Lend-lease invests a great deal of power in the president by allowing him “when he deems it in the interest of national defense” (section 3) to order the manufacture, sale, or transfer of military goods and plans to any recipient considered vital to national security. The law also allows the chief executive to make additional orders and policies as necessary to carry out the law. However, section 5 of the law requires the president to report on the implementation of lend-lease to Congress unless providing details about the process would endanger national security. The law does not, however, give the president authority to place any US personnel or military goods into the conflict in the name of the United States.

Essential Themes

The passage of the Lend-Lease Act came on the heels of Roosevelt's reelection to an unprecedented third term as president and after months of debate over open support for the British. Carefully crafted not only to placate those reluctant to engage in warfare but also to permit useful US aid to belligerents, the Lend-Lease Act reflected Roosevelt's political savvy and great influence. Taken together, Roosevelt's third inaugural address and the lend-lease provisions seemed to interventionists to be a mandate to increase US involvement in World War II, stopping just shy of a declaration of war.

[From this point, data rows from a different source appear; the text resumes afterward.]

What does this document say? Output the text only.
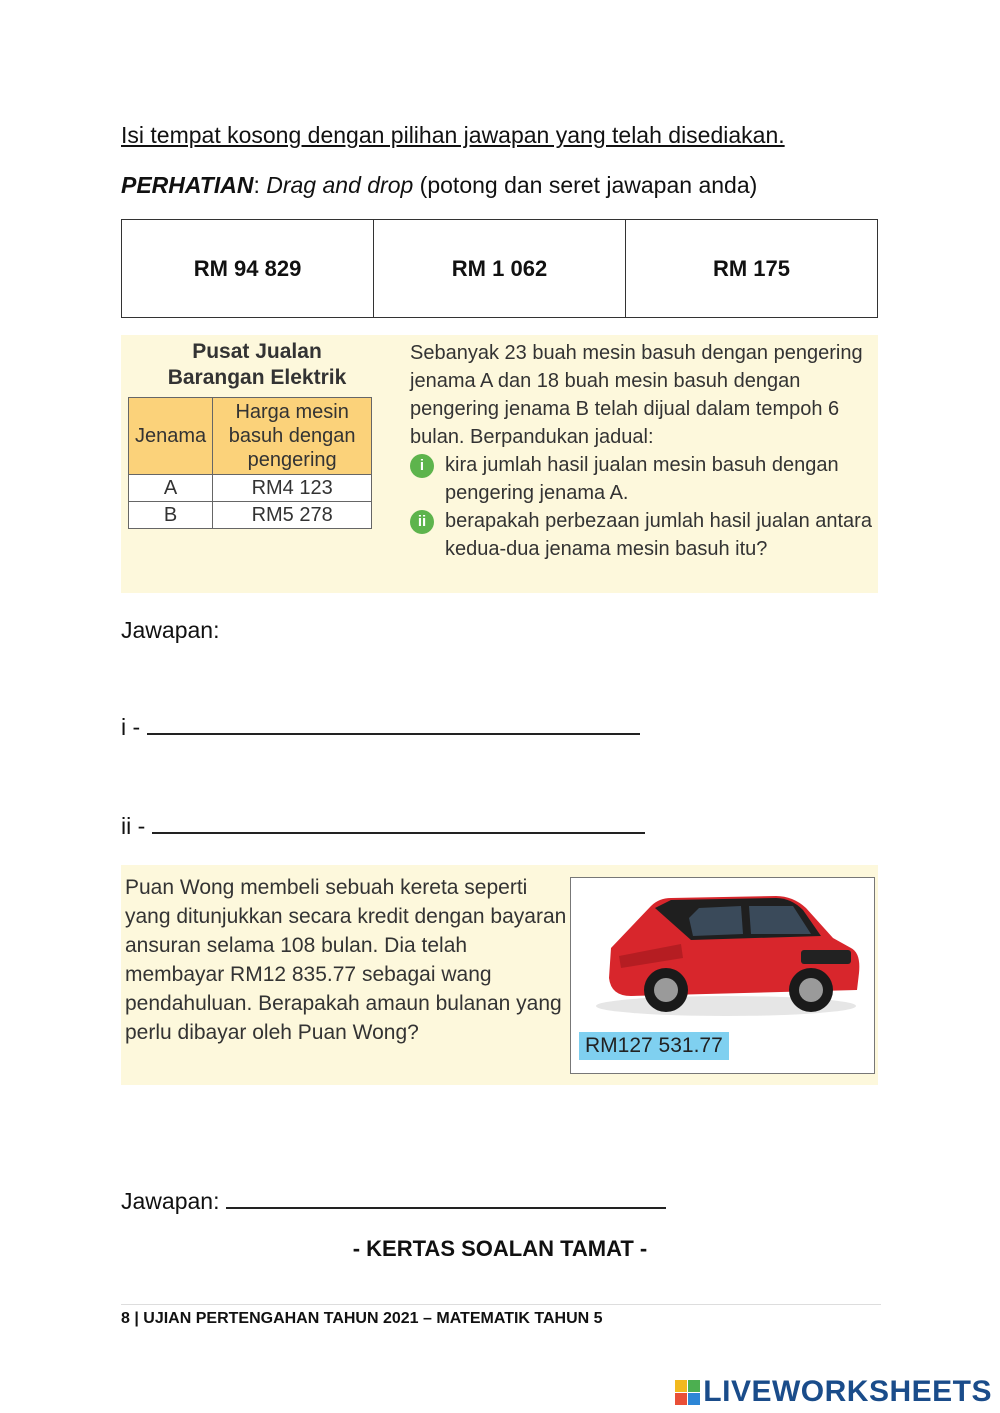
Isi tempat kosong dengan pilihan jawapan yang telah disediakan.
PERHATIAN: Drag and drop (potong dan seret jawapan anda)
RM 94 829	RM 1 062	RM 175
Pusat Jualan
Barangan Elektrik
Jenama	Harga mesin basuh dengan pengering
A	RM4 123
B	RM5 278
Sebanyak 23 buah mesin basuh dengan pengering jenama A dan 18 buah mesin basuh dengan pengering jenama B telah dijual dalam tempoh 6 bulan. Berpandukan jadual:
i	kira jumlah hasil jualan mesin basuh dengan pengering jenama A.
ii berapakah perbezaan jumlah hasil jualan antara kedua-dua jenama mesin basuh itu?
Jawapan:
i -
ii -
Puan Wong membeli sebuah kereta seperti yang ditunjukkan secara kredit dengan bayaran ansuran selama 108 bulan. Dia telah membayar RM12 835.77 sebagai wang pendahuluan. Berapakah amaun bulanan yang perlu dibayar oleh Puan Wong?
RM127 531.77
Jawapan:
- KERTAS SOALAN TAMAT -
8 | UJIAN PERTENGAHAN TAHUN 2021 – MATEMATIK TAHUN 5
LIVEWORKSHEETS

Lend-lease clearly showed the US support—albeit unofficial—for the Allied cause. Initially, the policy sought to increase US aid to Great Britain, but over time, it expanded to give considerable economic and military aid to other Allied nations, particularly the Soviet Union and China. In the short term, lend-lease aided both the recipients of US aid and the United States itself. The increased demand for war matériel created by the implementation of lend-lease provided a boost for US industries and began to shift the economy from the weak years of the Great Depression into the boom of World War II. The construction of “liberty ships” and other goods intended for export helped prepare the US economy to produce the goods it would need after entering the conflict in 1941.

President Harry S. Truman, Roosevelt's successor, abolished lend-lease in August 1945, a few months after the end of hostilities in Europe. The Allied economies of Europe remained in tatters, however, and the decision elicited criticism from British leaders who saw the aid as vital to the postwar recovery. Despite its relatively short duration, lend-lease helped set the stage for the emergence of the United States as a superpower in the postwar era and reinvigorated public support for intervention as a tool to promote US security. In both intent and practice, therefore, lend-lease rejected the early twentieth-century policy of isolationism and announced the US belief that its own national interests were bound up with those of its global partners, a notion that informed later policies from the Truman Doctrine to the War on Terror.

Bibliography and Additional Reading
  • “American Isolationism in the 1930s.” Milestones. US Dept. of State Office of the Hist., 2013. Web. 6 Oct. 2014.
  • Berinksey, Adam. In Time of War: Understanding American Public Opinion from World War II to Iraq. Chicago: U of Chicago P, 2009. Print.
  • Capet, Antoine. “Lend-Lease Act.” Britain and the Americas: Culture, Politics, and History—A Multidisciplinary Encyclopedia. Ed. Will Kaufman and Heidi Slettedahl Macpherson. Vol. 1. Santa Barbara: ABC-CLIO, 2005. Print.
  • Zheng, Guoqiang. “Lend-Lease Act (1941).” The American Economy: A Historical Encyclopedia. Rev. ed. Vol. 1. Santa Barbara: ABC-CLIO, 2011. Print.